Young people are often excluded or overlooked as political candidates. Politics is typically regarded as a space for politically experienced men. Young people are systematically marginalized because of their age and perceived lack of experience.

In Indonesia, 65 million people of the current population are young people aged 10 to 24 years old—around 28 percent of the total population. However, only 17.9 percent of Indonesian Parliamentarians are under 40 years old.

This underrepresentation of youth in Indonesian politics inspired me to help build the Indonesian Solidary Party (PSI), with 90 percent of the governing committee below the age of 40. Driven by youth, this party aims to improve the representation of youth and women in the policy-making process, ensuring a fair and meritocracy-based election system, as well as providing a stable and supportive political platform for those who remain voiceless after all these years.

Given that Indonesia is a multi-party system, many questioned the need for another party. As a young person with no prior political experience, I wanted to help create a platform for my peers and to finally be heard. We use social media as our main campaign platform and realize that if we want to engage with younger generations, we must speak their language. Social media is the fastest and easiest way to communicate the party’s goals with our target audience. Indonesia is a vast country with more than 17,000 islands. By using social media, we want to reach our young peers, for example, who live in the eastern part of Indonesia, which is challenging to engage in regard to physical reach. We also use Instagram and Facebook to broadcast live interviews with our legislative candidates.

PSI is pushing for the representation of more women. Recently, the National Election Committee praised our party for being the only party that had more than 50 percent representation of women within the governing committee. Over half of Indonesia’s population are women, yet they occupy only 17.3 percent of seats in parliament, or less than the 30-percent quota.

Most parties in Indonesia and across the world are not focused on advancing the capacity of their young members. Without a comprehensive program and/or proper curriculum to build the skills of youth, young people will not have the capacity and confidence to run for office. This gap in skills has led to the lack of youth representation. Mentorship is one critical way to help build a generation of dedicated and action-oriented legislators capable of developing well-articulated policies. Personally, I’ve been inspired by other movements globally, particularly with the rise of En Marche, a party launched by the then 38-year-old Emmanuel Macron in 2016.

It is time for older generations to realize that youth have a strong capacity and determination to contribute. As for my fellow young people, our world needs us more than ever. Either by building your own party or developing mentorship programs to build the capacity of next generation of legislators, youth should not give up on engaging in politics.

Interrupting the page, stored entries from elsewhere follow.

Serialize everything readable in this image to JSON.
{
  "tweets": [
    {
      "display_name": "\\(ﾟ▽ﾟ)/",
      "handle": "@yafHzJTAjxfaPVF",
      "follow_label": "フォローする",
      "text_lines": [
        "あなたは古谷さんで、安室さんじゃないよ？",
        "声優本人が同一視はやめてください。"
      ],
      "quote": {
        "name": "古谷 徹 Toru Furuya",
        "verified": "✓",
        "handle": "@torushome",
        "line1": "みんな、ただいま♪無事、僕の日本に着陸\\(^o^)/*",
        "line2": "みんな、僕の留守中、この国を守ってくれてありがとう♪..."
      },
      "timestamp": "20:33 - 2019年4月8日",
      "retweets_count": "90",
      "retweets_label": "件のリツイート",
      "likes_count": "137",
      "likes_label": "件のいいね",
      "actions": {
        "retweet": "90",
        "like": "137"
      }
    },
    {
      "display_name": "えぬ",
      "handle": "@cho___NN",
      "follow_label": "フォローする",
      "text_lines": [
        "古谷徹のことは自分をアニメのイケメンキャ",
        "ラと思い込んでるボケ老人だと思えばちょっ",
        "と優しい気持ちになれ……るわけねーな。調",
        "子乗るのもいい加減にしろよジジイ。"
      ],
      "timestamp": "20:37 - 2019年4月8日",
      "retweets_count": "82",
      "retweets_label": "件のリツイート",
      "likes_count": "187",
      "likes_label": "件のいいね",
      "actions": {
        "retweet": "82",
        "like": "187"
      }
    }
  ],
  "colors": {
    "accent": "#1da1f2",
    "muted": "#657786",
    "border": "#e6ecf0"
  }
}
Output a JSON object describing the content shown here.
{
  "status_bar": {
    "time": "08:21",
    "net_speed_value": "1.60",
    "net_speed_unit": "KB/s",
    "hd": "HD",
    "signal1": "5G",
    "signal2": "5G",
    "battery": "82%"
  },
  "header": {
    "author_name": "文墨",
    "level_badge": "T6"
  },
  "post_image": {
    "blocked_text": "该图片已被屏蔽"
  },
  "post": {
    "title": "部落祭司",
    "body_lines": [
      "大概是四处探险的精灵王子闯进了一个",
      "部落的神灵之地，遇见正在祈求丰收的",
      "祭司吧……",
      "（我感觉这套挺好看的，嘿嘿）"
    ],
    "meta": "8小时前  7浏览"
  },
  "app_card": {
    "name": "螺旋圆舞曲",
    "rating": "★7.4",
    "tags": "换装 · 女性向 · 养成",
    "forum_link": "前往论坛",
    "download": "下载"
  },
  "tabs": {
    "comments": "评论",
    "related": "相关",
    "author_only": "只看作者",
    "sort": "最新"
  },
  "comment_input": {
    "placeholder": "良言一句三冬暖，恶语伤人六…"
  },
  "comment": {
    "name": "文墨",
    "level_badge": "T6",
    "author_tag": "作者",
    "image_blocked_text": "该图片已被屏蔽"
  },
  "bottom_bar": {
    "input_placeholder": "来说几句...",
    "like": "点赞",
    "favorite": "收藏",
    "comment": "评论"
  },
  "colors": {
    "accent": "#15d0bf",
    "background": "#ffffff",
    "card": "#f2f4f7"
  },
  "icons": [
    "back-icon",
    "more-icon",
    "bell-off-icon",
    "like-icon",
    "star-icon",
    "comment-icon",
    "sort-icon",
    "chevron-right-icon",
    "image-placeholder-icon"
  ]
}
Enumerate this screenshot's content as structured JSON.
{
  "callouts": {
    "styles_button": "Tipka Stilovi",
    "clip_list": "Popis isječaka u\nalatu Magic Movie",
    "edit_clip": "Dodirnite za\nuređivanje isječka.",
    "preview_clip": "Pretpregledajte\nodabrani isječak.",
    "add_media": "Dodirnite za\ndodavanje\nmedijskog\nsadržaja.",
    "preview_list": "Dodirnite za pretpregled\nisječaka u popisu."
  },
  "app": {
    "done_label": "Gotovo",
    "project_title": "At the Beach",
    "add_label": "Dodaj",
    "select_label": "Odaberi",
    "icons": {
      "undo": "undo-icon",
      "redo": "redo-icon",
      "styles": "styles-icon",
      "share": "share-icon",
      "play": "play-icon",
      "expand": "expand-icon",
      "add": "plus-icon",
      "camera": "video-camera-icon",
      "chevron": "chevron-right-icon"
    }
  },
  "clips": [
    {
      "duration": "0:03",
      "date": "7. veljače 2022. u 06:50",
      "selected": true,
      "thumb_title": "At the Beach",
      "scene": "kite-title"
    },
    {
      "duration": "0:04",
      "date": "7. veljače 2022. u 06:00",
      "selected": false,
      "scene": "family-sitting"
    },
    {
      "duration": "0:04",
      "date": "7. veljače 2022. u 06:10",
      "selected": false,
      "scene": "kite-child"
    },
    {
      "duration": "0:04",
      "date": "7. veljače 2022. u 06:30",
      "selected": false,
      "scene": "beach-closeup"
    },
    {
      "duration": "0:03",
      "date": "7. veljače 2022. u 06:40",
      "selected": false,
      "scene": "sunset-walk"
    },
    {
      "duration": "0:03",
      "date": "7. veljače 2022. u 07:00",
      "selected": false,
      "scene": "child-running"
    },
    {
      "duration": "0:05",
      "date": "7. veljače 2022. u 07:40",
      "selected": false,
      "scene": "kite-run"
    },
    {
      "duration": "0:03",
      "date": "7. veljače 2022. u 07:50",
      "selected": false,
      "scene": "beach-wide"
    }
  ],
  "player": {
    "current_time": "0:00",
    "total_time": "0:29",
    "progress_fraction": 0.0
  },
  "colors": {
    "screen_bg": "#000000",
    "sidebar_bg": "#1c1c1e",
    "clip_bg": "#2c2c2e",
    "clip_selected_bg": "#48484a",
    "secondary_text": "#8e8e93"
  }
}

Rachael Abigail is a member of Generation Democracy and attended the Generation Democracy Asia Regional Academy. At the Academy, IRI convened 25 young leaders from 15 countries across Asia to exchange ideas and identify barriers to youth participation in decision-making processes.

Generation Democracy is a global network of more than 400 young elected officials, civil society leaders, activists and journalists across 70 countries that provides young leaders with a platform to exchange ideas and share best practices to increase political and civic participation among youth. The initiative builds upon IRI’s more than 30 years of experience helping youth across Asia develop their leadership potential and become more civically and politically engaged.